Neuroscience Institute, Georgia State University, Atlanta, GA, USA.
Department of Physiology, University of Otago, Dunedin, New Zealand.
Cell Rep. 2021 Nov 2;37(5):109925. doi: 10.1016/j.celrep.2021.109925.
Neurovascular coupling (NVC), the process that links neuronal activity to cerebral blood flow changes, has been mainly studied in superficial brain areas, namely the neocortex. Whether the conventional, rapid, and spatially restricted NVC response can be generalized to deeper and functionally diverse brain regions remains unknown. Implementing an approach for in vivo two-photon imaging from the ventral surface of the brain, we show that a systemic homeostatic challenge, acute salt loading, progressively increases hypothalamic vasopressin (VP) neuronal firing and evokes a vasoconstriction that reduces local blood flow. Vasoconstrictions are blocked by topical application of a VP receptor antagonist or tetrodotoxin, supporting mediation by activity-dependent, dendritically released VP. Salt-induced inverse NVC results in a local hypoxic microenvironment, which evokes positive feedback excitation of VP neurons. Our results reveal a physiological mechanism by which inverse NVC responses regulate systemic homeostasis, further supporting the notion of brain heterogeneity in NVC responses.

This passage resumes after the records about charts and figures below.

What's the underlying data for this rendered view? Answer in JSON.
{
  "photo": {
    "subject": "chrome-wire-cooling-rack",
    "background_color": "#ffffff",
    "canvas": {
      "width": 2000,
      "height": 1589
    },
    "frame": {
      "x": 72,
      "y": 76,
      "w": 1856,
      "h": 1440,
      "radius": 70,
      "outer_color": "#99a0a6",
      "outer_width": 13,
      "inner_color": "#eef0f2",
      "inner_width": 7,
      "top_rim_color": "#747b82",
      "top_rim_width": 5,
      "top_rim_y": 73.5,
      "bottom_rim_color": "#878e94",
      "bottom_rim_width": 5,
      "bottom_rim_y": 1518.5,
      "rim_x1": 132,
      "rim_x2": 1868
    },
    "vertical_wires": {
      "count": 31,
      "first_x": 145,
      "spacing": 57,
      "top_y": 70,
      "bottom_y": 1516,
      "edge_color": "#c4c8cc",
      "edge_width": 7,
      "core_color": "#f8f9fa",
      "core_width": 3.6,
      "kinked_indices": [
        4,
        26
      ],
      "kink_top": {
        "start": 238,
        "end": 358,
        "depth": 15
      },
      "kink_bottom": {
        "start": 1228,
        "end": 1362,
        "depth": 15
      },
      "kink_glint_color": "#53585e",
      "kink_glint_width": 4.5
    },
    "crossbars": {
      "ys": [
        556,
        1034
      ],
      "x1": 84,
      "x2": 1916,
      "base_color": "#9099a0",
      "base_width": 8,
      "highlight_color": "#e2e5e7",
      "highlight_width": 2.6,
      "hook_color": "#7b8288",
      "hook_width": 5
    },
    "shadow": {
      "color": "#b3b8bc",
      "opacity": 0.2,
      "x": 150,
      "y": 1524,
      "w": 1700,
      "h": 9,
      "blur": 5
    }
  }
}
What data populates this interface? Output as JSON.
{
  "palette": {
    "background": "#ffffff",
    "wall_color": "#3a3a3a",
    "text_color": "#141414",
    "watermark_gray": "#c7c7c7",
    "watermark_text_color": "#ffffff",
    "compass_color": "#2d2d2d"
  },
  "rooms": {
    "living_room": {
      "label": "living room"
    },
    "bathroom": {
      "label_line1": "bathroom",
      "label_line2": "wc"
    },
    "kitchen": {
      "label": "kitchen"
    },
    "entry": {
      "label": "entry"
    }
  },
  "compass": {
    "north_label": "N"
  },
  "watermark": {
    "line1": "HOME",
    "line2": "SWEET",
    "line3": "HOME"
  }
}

神经血管耦合 (NVC) 是将神经元活动与脑血流变化联系起来的过程,主要在大脑表面区域(即新皮层)进行研究。常规的、快速的、空间限制的 NVC 反应是否可以推广到更深层次和功能多样化的脑区仍然未知。我们采用一种从大脑腹表面进行体内双光子成像的方法,结果表明全身性的稳态挑战(急性盐负荷)会逐渐增加下丘脑血管加压素 (VP) 神经元的放电,并引起血管收缩,从而减少局部血流。VP 受体拮抗剂或河豚毒素的局部应用可阻断血管收缩,表明其由活动依赖性、树突释放的 VP 介导。盐诱导的反向 NVC 导致局部缺氧微环境,从而引发 VP 神经元的正反馈兴奋。我们的结果揭示了反向 NVC 反应调节全身稳态的生理机制,进一步支持了 NVC 反应中脑异质性的观点。